For the covariate importance of the vulnerability variables, reasonable agreement was found between the (weighted) average of the aggregated impact data and the geolocated building data. The results illustrate that earthquake frequency is the most important feature, and that soil stiffness and ShakeMap uncertainty were the least important. In between these two extremes were the importance of the GNI, life expectancy, and expected number of schooling years covariates. With respect to the feature importance on the different impact types in the aggregated data, the earthquake-exposed population was the covariate most strongly correlated with mortality, building damage, and building destruction. This is an intuitive result for these three impacts, as without the stable presence of a population no population or building impact is possible, but the fact that population displacement has the earthquake intensity (ShakeMap) average uncertainty and maximum ShakeMap intensity value as the two (approximately) joint most important covariates is likely to imply error in the observation/measurement process.

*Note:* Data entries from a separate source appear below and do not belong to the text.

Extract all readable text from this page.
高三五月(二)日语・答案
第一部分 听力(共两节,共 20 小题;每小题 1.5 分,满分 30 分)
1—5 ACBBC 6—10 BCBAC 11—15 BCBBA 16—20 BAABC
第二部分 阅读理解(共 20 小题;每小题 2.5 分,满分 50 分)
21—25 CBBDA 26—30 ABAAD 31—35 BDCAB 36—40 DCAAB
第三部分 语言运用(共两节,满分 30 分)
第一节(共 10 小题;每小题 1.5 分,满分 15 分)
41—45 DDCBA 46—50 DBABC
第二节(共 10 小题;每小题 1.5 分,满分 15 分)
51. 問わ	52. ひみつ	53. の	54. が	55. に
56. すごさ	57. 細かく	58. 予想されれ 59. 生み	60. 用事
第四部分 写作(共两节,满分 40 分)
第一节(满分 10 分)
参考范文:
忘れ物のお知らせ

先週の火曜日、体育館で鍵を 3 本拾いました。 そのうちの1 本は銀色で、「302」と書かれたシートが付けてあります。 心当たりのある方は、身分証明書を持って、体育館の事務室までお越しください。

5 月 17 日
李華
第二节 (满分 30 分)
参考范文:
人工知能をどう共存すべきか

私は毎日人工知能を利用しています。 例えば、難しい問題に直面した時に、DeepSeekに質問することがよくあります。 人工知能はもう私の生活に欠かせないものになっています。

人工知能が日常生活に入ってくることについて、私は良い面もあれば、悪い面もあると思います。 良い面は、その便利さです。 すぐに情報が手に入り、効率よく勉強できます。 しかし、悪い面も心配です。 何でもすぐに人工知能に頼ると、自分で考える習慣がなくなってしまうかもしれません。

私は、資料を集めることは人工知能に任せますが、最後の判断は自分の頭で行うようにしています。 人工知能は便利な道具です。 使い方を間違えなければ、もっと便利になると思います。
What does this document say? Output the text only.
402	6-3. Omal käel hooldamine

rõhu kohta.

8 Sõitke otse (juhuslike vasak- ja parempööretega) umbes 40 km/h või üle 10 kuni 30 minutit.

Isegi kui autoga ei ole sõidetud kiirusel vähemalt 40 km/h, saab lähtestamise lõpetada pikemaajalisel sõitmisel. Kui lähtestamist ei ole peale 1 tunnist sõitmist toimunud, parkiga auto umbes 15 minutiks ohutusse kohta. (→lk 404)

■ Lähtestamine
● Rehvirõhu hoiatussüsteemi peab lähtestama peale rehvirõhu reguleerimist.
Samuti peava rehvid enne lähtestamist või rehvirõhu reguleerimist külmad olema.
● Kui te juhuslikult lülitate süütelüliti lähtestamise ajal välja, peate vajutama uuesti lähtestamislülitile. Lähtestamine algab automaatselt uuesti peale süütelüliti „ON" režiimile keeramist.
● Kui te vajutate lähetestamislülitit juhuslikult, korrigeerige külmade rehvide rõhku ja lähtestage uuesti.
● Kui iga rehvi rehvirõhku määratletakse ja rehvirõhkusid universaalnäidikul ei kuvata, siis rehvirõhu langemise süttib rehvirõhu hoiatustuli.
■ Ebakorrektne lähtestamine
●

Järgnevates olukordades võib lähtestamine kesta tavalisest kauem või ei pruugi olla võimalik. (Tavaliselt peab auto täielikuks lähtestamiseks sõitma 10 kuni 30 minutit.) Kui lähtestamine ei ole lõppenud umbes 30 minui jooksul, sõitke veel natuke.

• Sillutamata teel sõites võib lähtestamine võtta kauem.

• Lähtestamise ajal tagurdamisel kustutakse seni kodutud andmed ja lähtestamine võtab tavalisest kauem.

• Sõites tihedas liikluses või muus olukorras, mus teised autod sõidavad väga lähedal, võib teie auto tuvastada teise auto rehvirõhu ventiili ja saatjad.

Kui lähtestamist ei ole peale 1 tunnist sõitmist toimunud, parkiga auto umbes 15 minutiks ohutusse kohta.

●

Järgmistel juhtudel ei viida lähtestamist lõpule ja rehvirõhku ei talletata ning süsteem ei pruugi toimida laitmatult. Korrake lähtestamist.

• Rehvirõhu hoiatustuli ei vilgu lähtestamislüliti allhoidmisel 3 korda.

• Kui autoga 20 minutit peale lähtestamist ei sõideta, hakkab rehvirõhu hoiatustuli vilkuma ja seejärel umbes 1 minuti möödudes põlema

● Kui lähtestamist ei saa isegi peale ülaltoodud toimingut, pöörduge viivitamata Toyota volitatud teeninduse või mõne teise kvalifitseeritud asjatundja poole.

By exploring the severe outlier event of the 2023 Türkiye–Syria earthquakes, this study also explored model limitations for extreme events. For the regression models trained on the aggregated impact data, performance was poor. This highlights the need to check whether a comparison can be made between any given event with the historical earthquakes in the data. However, for the classification models, the remarkable performance (AUC = 0.93) of the AdaBoost model provides an unexpected result: with no building-specific information (for example, building height or ground floor surface area), no geospatial covariance information, and no satellite image data, we can train a highly accurate model to classify building damage. This outperforms the models that were trained directly on the satellite images from Xu et al. (2019) and Lee et al. (2020), which had AUC values between 0.62 and 0.73 for models tested on untrained events. In combination with open building datasets such as OpenStreetMaps (OpenStreetMap contributors 2023), this model could significantly improve earthquake-related building damage classification in the immediate phase post-disaster, by identifying potential damage hotspots to aid workers and government agencies significantly faster and without incurring significant costs, as opposed to models built on the satellite imagery directly.

For future work, we suggest devoting more effort toward developing hybrid physics-based machine learning models whereby monotonic relationships between variables is inherently built-in, and to dedicate more effort into calculating model uncertainty, rather than just predictive performance, through the use of Bayesian hierarchical model frameworks.